Si la tradition veut que les Vanités soient une manifestation sensible de la mort, elles demeurent surtout une expérience du vivant, une expérience sensible et sensorielle riche. Elles témoignent ainsi d’un rapport ambivalent au monde et à la vie …. 

...Croquer ou ne pas croquer, telle est la question !

J’ai été assaillie par cette interrogation existentielle récemment… Le 31 décembre 2010, j’ai crée ce blog, j’ai écrit mes premières lignes timides en enfilade silencieuse. Bien sûr, j’ai manqué d’audace. J’ai disparue sous une glose lisse et universitaire.  Mes amis me l’ont fait payer ! 
Comme "l'amitié est une source inépuisable de mécontentement et de rage dont il serait déraisonnable de vouloir se passer"**, après mûre apostille, je craque
** Cioran 
 

 je croque !  A pleines dents, chacun des mots alignés ici !


Chaque mot exprimant un goût possède une saveur singulière qui se chique, se mâchouille, se mâche, se balbutie et s’articule.
Passionnés du goût, amateurs de vin, de thé, de chocolat, de cigare, de whisky, parleur et auteur du goût, vous êtes tout comme moi pris dans une oralité qui s’élabore et dont l’élocution se veut sans bavure, quoi qu’un crachat passe encore plutôt bien. C’est une quête de l’oralité absolue qui nous anime. J’affirme sans sourciller (NDLR).

Quête soutenue par La Vanité de chacun, puisqu’il faut prendre la parole, dire Je, se faire Auteur et… se dégager du discours de l’Autre.

Un blog est un espace où la singularité a ses droits. Moi j’ai le vent en poupe et le blog en vogue depuis que je m’accorde cette liberté. J'ai même envie d'écrire par générosité envers l'autre*** et non plus par crainte de son jugement !
*** Cet autre qui pourrait bien être mon meilleur ami

Le jugement de goût lors de la dégustation a besoin de ce parti pris pour soi. Il exprime lui aussi une singularité qui est perpétuellement mise à l’épreuve du Bon Goût. Aussi, faut-il veiller pour déjouer l’écueil inhérent à cette expérience du vivant qu’est la dégustation. 

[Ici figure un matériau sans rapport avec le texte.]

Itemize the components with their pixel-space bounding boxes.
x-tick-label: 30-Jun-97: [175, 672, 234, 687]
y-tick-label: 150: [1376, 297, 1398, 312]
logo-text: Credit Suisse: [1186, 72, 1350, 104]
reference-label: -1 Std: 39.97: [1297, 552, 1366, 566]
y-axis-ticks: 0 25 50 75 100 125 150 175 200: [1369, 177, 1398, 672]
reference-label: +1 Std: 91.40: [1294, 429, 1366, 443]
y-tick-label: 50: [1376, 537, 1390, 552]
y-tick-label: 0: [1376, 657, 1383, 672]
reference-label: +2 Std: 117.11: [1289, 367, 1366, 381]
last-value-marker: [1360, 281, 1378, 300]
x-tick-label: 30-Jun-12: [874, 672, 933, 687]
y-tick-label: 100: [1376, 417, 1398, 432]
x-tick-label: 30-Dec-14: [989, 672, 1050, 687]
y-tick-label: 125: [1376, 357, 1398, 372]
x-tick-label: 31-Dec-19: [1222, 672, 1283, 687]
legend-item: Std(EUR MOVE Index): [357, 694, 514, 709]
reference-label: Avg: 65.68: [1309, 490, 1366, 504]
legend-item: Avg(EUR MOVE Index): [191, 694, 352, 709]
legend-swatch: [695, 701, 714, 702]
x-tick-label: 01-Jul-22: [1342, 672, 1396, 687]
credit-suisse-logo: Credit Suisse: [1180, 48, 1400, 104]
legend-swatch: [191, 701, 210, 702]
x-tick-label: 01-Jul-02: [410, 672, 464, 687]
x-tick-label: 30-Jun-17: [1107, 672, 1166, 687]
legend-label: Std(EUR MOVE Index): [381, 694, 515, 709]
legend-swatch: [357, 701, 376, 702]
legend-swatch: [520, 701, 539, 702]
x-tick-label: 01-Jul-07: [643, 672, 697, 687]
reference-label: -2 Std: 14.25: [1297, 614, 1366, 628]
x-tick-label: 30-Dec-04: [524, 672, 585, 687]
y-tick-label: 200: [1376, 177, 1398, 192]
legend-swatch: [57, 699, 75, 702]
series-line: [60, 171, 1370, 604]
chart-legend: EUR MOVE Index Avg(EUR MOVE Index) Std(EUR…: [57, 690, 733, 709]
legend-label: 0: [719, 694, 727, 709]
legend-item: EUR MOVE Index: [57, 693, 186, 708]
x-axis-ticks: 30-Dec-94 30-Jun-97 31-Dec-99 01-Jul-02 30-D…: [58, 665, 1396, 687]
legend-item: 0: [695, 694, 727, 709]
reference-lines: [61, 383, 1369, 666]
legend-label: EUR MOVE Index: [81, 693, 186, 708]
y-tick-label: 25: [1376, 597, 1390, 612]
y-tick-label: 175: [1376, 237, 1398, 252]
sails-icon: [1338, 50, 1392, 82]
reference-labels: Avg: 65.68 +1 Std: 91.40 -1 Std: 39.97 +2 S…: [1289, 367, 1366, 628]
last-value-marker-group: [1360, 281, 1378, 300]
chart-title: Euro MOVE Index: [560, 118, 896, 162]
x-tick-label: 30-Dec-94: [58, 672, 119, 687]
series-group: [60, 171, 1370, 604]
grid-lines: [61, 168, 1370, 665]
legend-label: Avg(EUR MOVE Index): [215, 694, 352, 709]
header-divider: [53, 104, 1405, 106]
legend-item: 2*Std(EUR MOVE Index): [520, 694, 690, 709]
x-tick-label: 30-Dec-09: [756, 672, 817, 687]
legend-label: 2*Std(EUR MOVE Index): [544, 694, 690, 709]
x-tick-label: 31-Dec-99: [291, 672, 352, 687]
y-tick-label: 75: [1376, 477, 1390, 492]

Déguster est une posture existentielle qui me transforme. Je sens à cet instant que c’est le rouge profond au crépuscule du monde que mon goût désire.

dimanche 2 janvier 2011

Flaveur

Terme de physiologie désignant "l'ensemble complexe des sensations olfactives, gustatives et trigéminales perçues lors de la dégustation...". 
Contrairement à ce qui est écrit dans les dictionnaires actuels, Larousse, Robert, etc...flaveur existe bien en français et ne vient pas de l'anglais. 
Source : Évaluation sensorielle, Manuel méthodologique 3ème édition. Lavoisier Edition TEC&DOC, 2009, p 506 


Hédonique

"se rapporte au caractère plaisant ou déplaisant"

Esthétique

Terme philosophique emprunté au latin aesthetica employé par le philosophe allemand A. G. Baumgarten (1717-62) dans son ouvrage Aesthetica acroamatica (1750-58); terme formé sur le gr. αἰσθητικός, « qui a la faculté de sentir; sensible, perceptible ». 
 cf. αἰσθάνομαι « percevoir par les sens, par l'intelligence ».

Organoleptique

"qualifie une propriété d'un produit perceptible par les organes des sens : le goût, l'odorat, la vue, le toucher, l'ouie" 
exemple : la saveur sucrée est une propriété organoleptique perceptible par le sens du goût.